To have better comparison, the costs of the different charging strategies of PHEVs are shown in Table 8. The results show that uncoordinated charging has higher costs for the network due to coincidence with peak load hours. On the other hand, the controlled charging scheme has lower costs since it shifts the charging of PHEVS to off-peak load hours. Finally, the smart charging scheme has the lowest cost for the network. In comparison with different topologies of the network, it is deduced that considering DFR can help the network to have lower costs due to reduction in the active losses and providing new paths for feeding the electric loads.
Conclusion
This paper proposed a new method for investigating the optimal operation and management of the reconfiguration strategy in the smart grids considering the PHEV charging demand.
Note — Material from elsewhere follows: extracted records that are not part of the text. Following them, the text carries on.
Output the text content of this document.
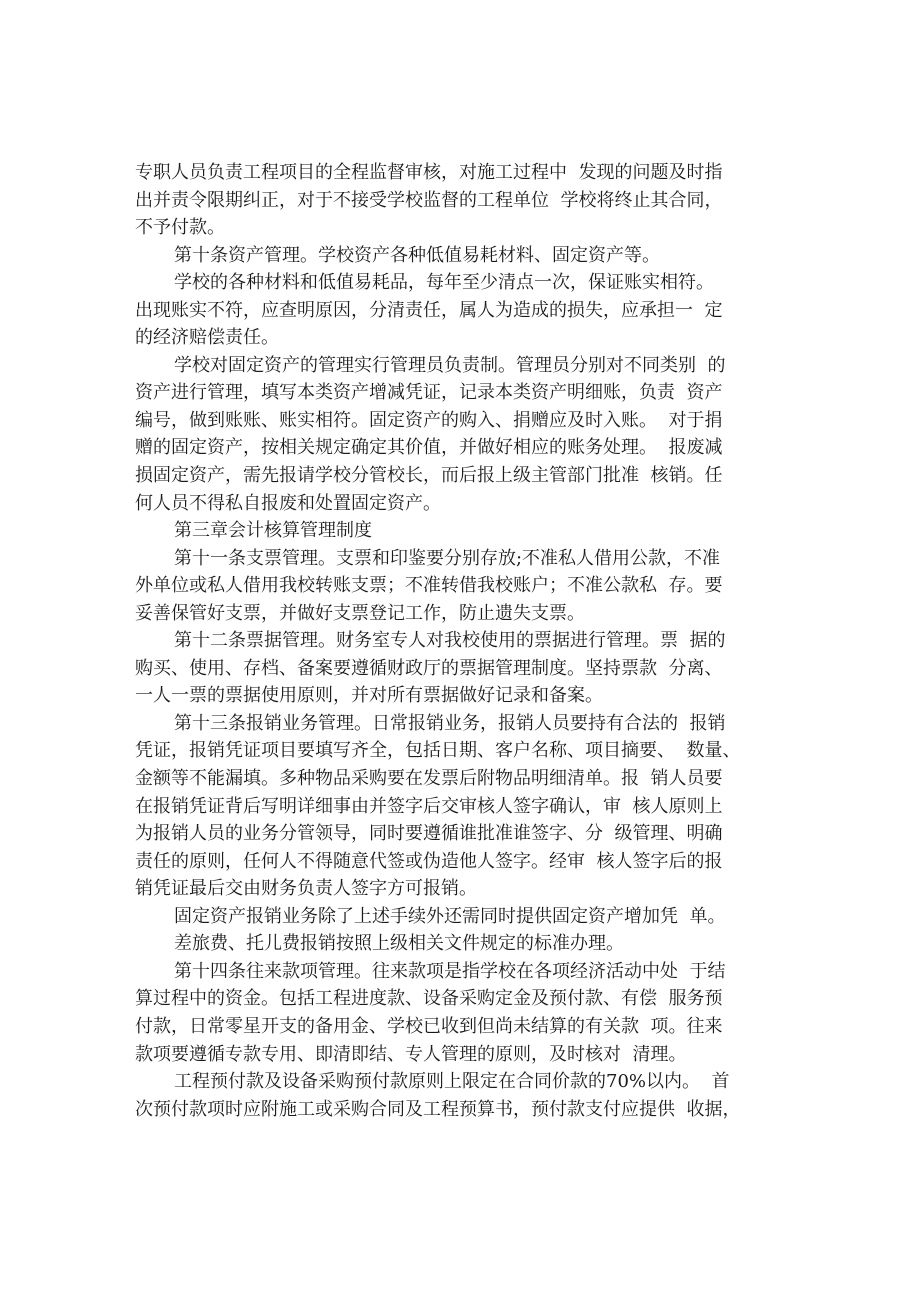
专职人员负责工程项目的全程监督审核，对施工过程中  发现的问题及时指
出并责令限期纠正，对于不接受学校监督的工程单位  学校将终止其合同，
不予付款。
第十条资产管理。学校资产各种低值易耗材料、固定资产等。
学校的各种材料和低值易耗品，每年至少清点一次，保证账实相符。
出现账实不符，应查明原因，分清责任，属人为造成的损失，应承担一  定
的经济赔偿责任。
学校对固定资产的管理实行管理员负责制。管理员分别对不同类别  的
资产进行管理，填写本类资产增减凭证，记录本类资产明细账，负责  资产
编号，做到账账、账实相符。固定资产的购入、捐赠应及时入账。  对于捐
赠的固定资产，按相关规定确定其价值，并做好相应的账务处理。  报废减
损固定资产，需先报请学校分管校长，而后报上级主管部门批准  核销。任
何人员不得私自报废和处置固定资产。
第三章会计核算管理制度
第十一条支票管理。支票和印鉴要分别存放;不准私人借用公款，不准
外单位或私人借用我校转账支票；不准转借我校账户；不准公款私  存。要
妥善保管好支票，并做好支票登记工作，防止遗失支票。
第十二条票据管理。财务室专人对我校使用的票据进行管理。票  据的
购买、使用、存档、备案要遵循财政厅的票据管理制度。坚持票款  分离、
一人一票的票据使用原则，并对所有票据做好记录和备案。
第十三条报销业务管理。日常报销业务，报销人员要持有合法的  报销
凭证，报销凭证项目要填写齐全，包括日期、客户名称、项目摘要、  数量、
金额等不能漏填。多种物品采购要在发票后附物品明细清单。报  销人员要
在报销凭证背后写明详细事由并签字后交审核人签字确认，审  核人原则上
为报销人员的业务分管领导，同时要遵循谁批准谁签字、分  级管理、明确
责任的原则，任何人不得随意代签或伪造他人签字。经审  核人签字后的报
销凭证最后交由财务负责人签字方可报销。
固定资产报销业务除了上述手续外还需同时提供固定资产增加凭  单。
差旅费、托儿费报销按照上级相关文件规定的标准办理。
第十四条往来款项管理。往来款项是指学校在各项经济活动中处  于结
算过程中的资金。包括工程进度款、设备采购定金及预付款、有偿  服务预
付款，日常零星开支的备用金、学校已收到但尚未结算的有关款  项。往来
款项要遵循专款专用、即清即结、专人管理的原则，及时核对  清理。
工程预付款及设备采购预付款原则上限定在合同价款的70%以内。  首
次预付款项时应附施工或采购合同及工程预算书，预付款支付应提供  收据，
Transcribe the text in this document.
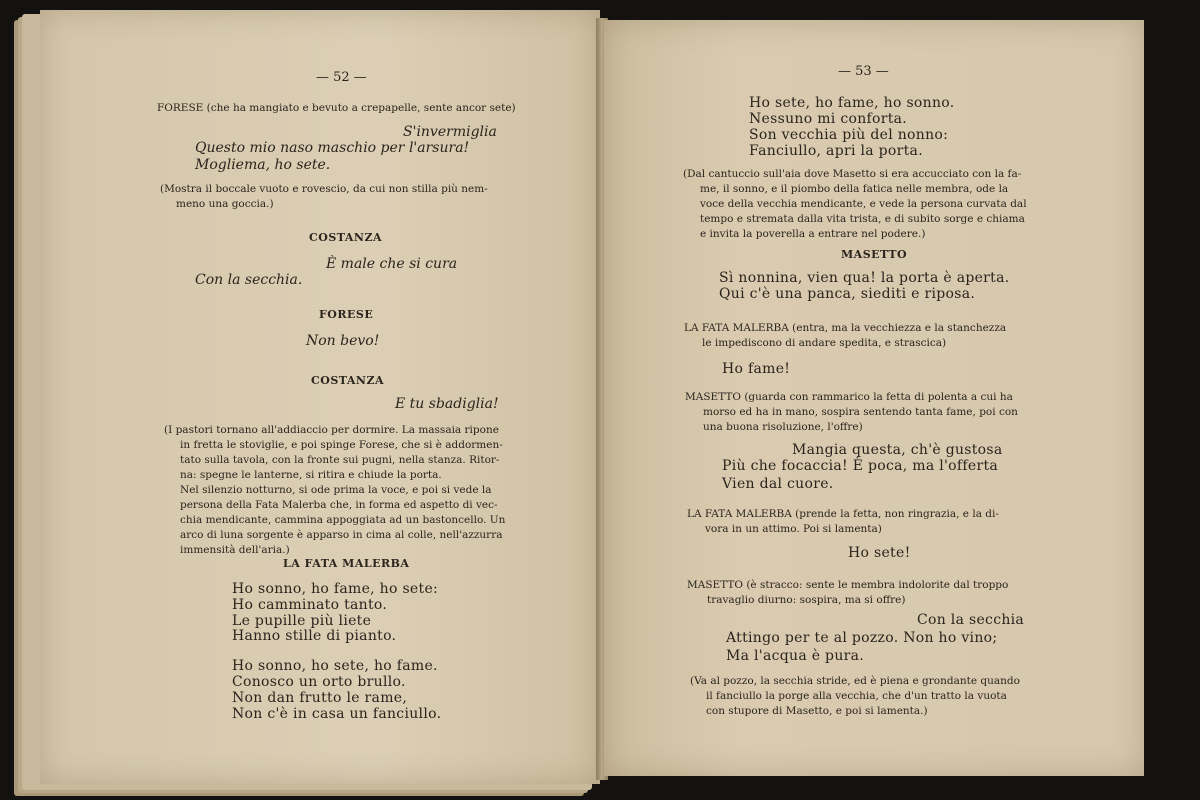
— 52 —
FORESE (che ha mangiato e bevuto a crepapelle, sente ancor sete)
S'invermiglia
Questo mio naso maschio per l'arsura!
Mogliema, ho sete.
(Mostra il boccale vuoto e rovescio, da cui non stilla più nem-
meno una goccia.)
COSTANZA
È male che si cura
Con la secchia.
FORESE
Non bevo!
COSTANZA
E tu sbadiglia!
(I pastori tornano all'addiaccio per dormire. La massaia ripone
in fretta le stoviglie, e poi spinge Forese, che si è addormen-
tato sulla tavola, con la fronte sui pugni, nella stanza. Ritor-
na: spegne le lanterne, si ritira e chiude la porta.
Nel silenzio notturno, si ode prima la voce, e poi si vede la
persona della Fata Malerba che, in forma ed aspetto di vec-
chia mendicante, cammina appoggiata ad un bastoncello. Un
arco di luna sorgente è apparso in cima al colle, nell'azzurra
immensità dell'aria.)
LA FATA MALERBA
Ho sonno, ho fame, ho sete:
Ho camminato tanto.
Le pupille più liete
Hanno stille di pianto.
Ho sonno, ho sete, ho fame.
Conosco un orto brullo.
Non dan frutto le rame,
Non c'è in casa un fanciullo.
— 53 —
Ho sete, ho fame, ho sonno.
Nessuno mi conforta.
Son vecchia più del nonno:
Fanciullo, apri la porta.
(Dal cantuccio sull'aia dove Masetto si era accucciato con la fa-
me, il sonno, e il piombo della fatica nelle membra, ode la
voce della vecchia mendicante, e vede la persona curvata dal
tempo e stremata dalla vita trista, e di subito sorge e chiama
e invita la poverella a entrare nel podere.)
MASETTO
Sì nonnina, vien qua! la porta è aperta.
Qui c'è una panca, siediti e riposa.
LA FATA MALERBA (entra, ma la vecchiezza e la stanchezza
le impediscono di andare spedita, e strascica)
Ho fame!
MASETTO (guarda con rammarico la fetta di polenta a cui ha
morso ed ha in mano, sospira sentendo tanta fame, poi con
una buona risoluzione, l'offre)
Mangia questa, ch'è gustosa
Più che focaccia! È poca, ma l'offerta
Vien dal cuore.
LA FATA MALERBA (prende la fetta, non ringrazia, e la di-
vora in un attimo. Poi si lamenta)
Ho sete!
MASETTO (è stracco: sente le membra indolorite dal troppo
travaglio diurno: sospira, ma si offre)
Con la secchia
Attingo per te al pozzo. Non ho vino;
Ma l'acqua è pura.
(Va al pozzo, la secchia stride, ed è piena e grondante quando
il fanciullo la porge alla vecchia, che d'un tratto la vuota
con stupore di Masetto, e poi si lamenta.)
In this way, a stochastic method based on 2m-PEM and MTLO algorithm was devised to solve the problem suitably. In order to understand the problem deeply, four different scenarios with different charging penetration levels were defined to highlight the effects of different charging strategies. In addition, three different penetration levels were considered in the simulations. The simulation results on the IEEE 86-bus network showed that the proposed method could make use of smart charging scheme for PHEVs when reducing the cost of the network even for higher penetration levels. In addition, it was seen that optimal reconfiguration can be a useful strategy for improving the network situation by minimizing the costs. Therefore, it can support the idea of PHEVs through cost reduction properly. Last but not least, the proposed MTLO algorithm showed suitable performance in solving the problem in hand.